Im Spannungsfeld zwischen Globalisierung und Nationalismen: Die Humanitäre Hilfe der UN. Eine Innenansicht.

Innenansichten. Diskussion. Wie die UN ihre internationale humanitäre Hilfe und ihre strategischen und politischen Aufgaben bewältigt in einer sich permanent verändernden Welt, in der sich die Extreme heraus entwickeln und Polarisierung zu bewältigen ist, darüber berichtet Hansjörg Strohmeyer.

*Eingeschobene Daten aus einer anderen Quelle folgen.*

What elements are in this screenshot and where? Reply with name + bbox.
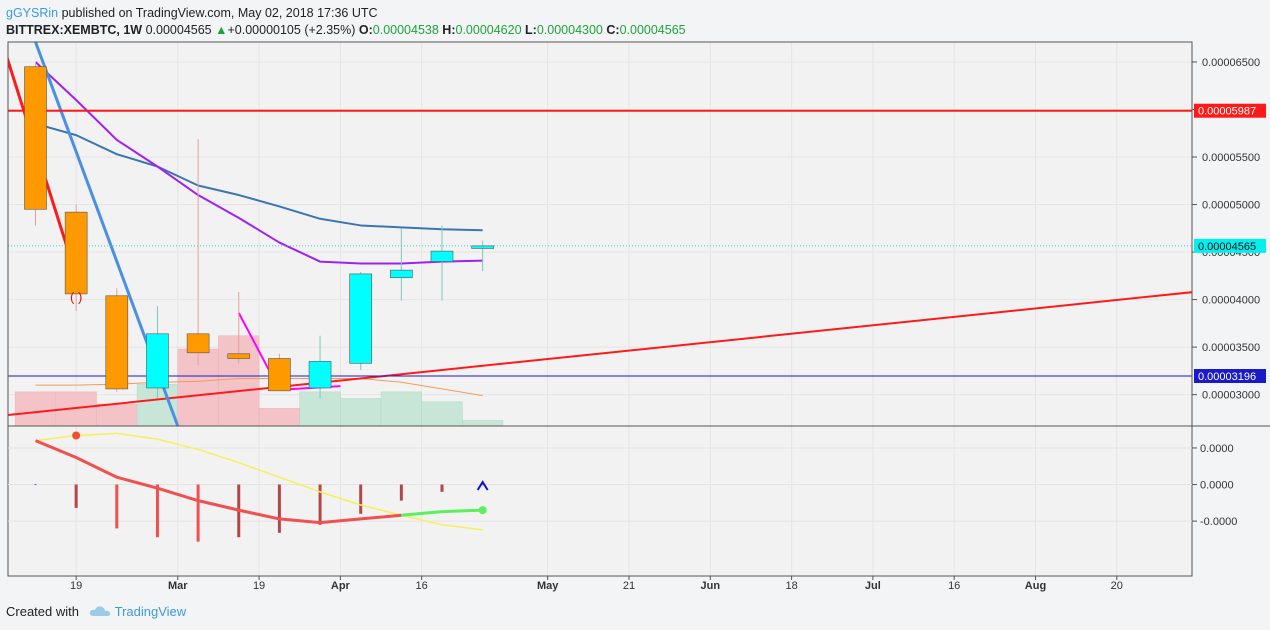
price-tick-label-5: 0.00004000	[1202, 295, 1260, 307]
time-tick-label-0: 19	[70, 580, 82, 592]
published-header: gGYSRin published on TradingView.com, Ma…	[6, 4, 378, 23]
candle-body-5	[227, 353, 251, 359]
last-price-axis-label: 0.00004565	[1198, 241, 1256, 253]
volume-bar-10	[421, 401, 463, 426]
oscillator-pane-background	[8, 426, 1192, 576]
osc-main-line	[34, 439, 402, 525]
time-tick-label-1: Mar	[168, 580, 188, 592]
volume-bar-6	[258, 408, 300, 426]
support-axis-box	[1194, 369, 1266, 384]
footer: Created with TradingView	[6, 604, 186, 620]
price-tick-label-7: 0.00003000	[1202, 390, 1260, 402]
candle-body-10	[430, 250, 454, 262]
candle-body-1	[64, 211, 88, 295]
osc-tick-label-2: -0.0000	[1200, 516, 1237, 528]
close-value: 0.00004565	[619, 23, 686, 37]
candle-body-11	[471, 245, 494, 249]
candle-body-7	[308, 361, 332, 389]
time-tick-label-6: 21	[623, 580, 635, 592]
time-tick-label-11: Aug	[1025, 580, 1046, 592]
osc-main-line-green	[401, 508, 483, 517]
high-value: 0.00004620	[455, 23, 522, 37]
price-tick-label-6: 0.00003500	[1202, 342, 1260, 354]
ema-blue-line	[35, 122, 483, 232]
symbol-line: BITTREX:XEMBTC, 1W 0.00004565 ▲+0.000001…	[6, 21, 686, 40]
time-tick-label-3: Apr	[331, 580, 351, 592]
time-tick-label-8: 18	[785, 580, 797, 592]
candle-body-4	[186, 333, 210, 354]
candle-body-2	[105, 295, 129, 390]
candle-body-0	[24, 66, 47, 210]
low-value: 0.00004300	[536, 23, 603, 37]
volume-bar-8	[340, 398, 382, 426]
price-tick-label-0: 0.00006500	[1202, 57, 1260, 69]
last-price-axis-box	[1194, 238, 1266, 253]
high-label: H:	[442, 23, 456, 37]
symbol-name: BITTREX:XEMBTC, 1W	[6, 23, 143, 37]
tradingview-cloud-icon	[89, 605, 111, 620]
time-tick-label-7: Jun	[701, 580, 721, 592]
uptrend-line	[8, 291, 1192, 417]
candle-body-9	[390, 269, 413, 279]
time-tick-label-5: May	[537, 580, 559, 592]
up-arrow-icon: ▲	[215, 23, 228, 37]
candle-body-6	[268, 358, 291, 392]
open-value: 0.00004538	[372, 23, 439, 37]
osc-up-arrow-icon	[476, 480, 489, 491]
ema-purple-line	[34, 61, 483, 265]
author-name[interactable]: gGYSRin	[6, 6, 59, 20]
open-label: O:	[358, 23, 373, 37]
time-tick-label-2: 19	[253, 580, 265, 592]
time-tick-label-10: 16	[948, 580, 960, 592]
close-label: C:	[606, 23, 620, 37]
main-pane-layer: ( )	[8, 42, 1192, 426]
osc-end-dot	[478, 506, 487, 515]
low-label: L:	[525, 23, 537, 37]
price-tick-label-2: 0.00005500	[1202, 152, 1260, 164]
price-tick-label-4: 0.00004500	[1202, 247, 1260, 259]
resistance-axis-box	[1194, 103, 1266, 118]
time-tick-label-12: 20	[1111, 580, 1123, 592]
created-with-text: Created with	[6, 604, 79, 619]
tradingview-link[interactable]: TradingView	[114, 604, 187, 619]
osc-tick-label-1: 0.0000	[1200, 480, 1234, 492]
time-tick-label-9: Jul	[865, 580, 881, 592]
volume-bar-0	[14, 391, 57, 426]
resistance-axis-label: 0.00005987	[1198, 106, 1256, 118]
last-price: 0.00004565	[145, 23, 212, 37]
price-tick-label-3: 0.00005000	[1202, 200, 1260, 212]
time-tick-label-4: 16	[416, 580, 428, 592]
published-text: published on TradingView.com, May 02, 20…	[61, 6, 378, 20]
candle-body-3	[146, 333, 169, 389]
volume-bar-2	[96, 403, 138, 426]
support-axis-label: 0.00003196	[1198, 371, 1256, 383]
annotation-marker: ( )	[70, 289, 82, 304]
chart-canvas[interactable]: ( )0.000065000.000060000.000055000.00005…	[0, 40, 1270, 600]
osc-signal-line	[35, 432, 483, 531]
osc-top-dot	[72, 431, 81, 440]
volume-bar-9	[380, 391, 422, 426]
osc-tick-label-0: 0.0000	[1200, 443, 1234, 455]
price-change: +0.00000105 (+2.35%)	[227, 23, 356, 37]
volume-bar-11	[462, 420, 504, 426]
candle-body-8	[349, 273, 373, 364]
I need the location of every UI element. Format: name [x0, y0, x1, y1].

Hansjörg Strohmeyer, geb. 1962, ist Leiter der Unterabteilung Politikentwicklung und Studien beim Amt für die Koordinierung humanitärer Angelegenheiten der Vereinten Nationen (OCHA) in New York. Im Laufe seines N-Dienstes war der deutsche Jurist und Politikwissenschaftler in verschiedenen UN-Missionen im Einsatz unter anderem in Kosovo, Liberia der Sudan. Vor seiner jetzigen Tätigkeit bekleidete er das Amt des Stabschefs und obersten Politischen Beraters der Internationalen unabhängigen Untersuchungskommission der Vereinten Nationen (UNIIIC) in Beirut. Von August 2004 bis Mai 2005 war Strohmeyer Stabschef der Mission der Vereinten Nationen in Sudan (UNMIS), davor im Jahr 2003 Stabschef und Sonderberater für den Sonderkoordinator für humanitäre Maßnahmen in Liberia.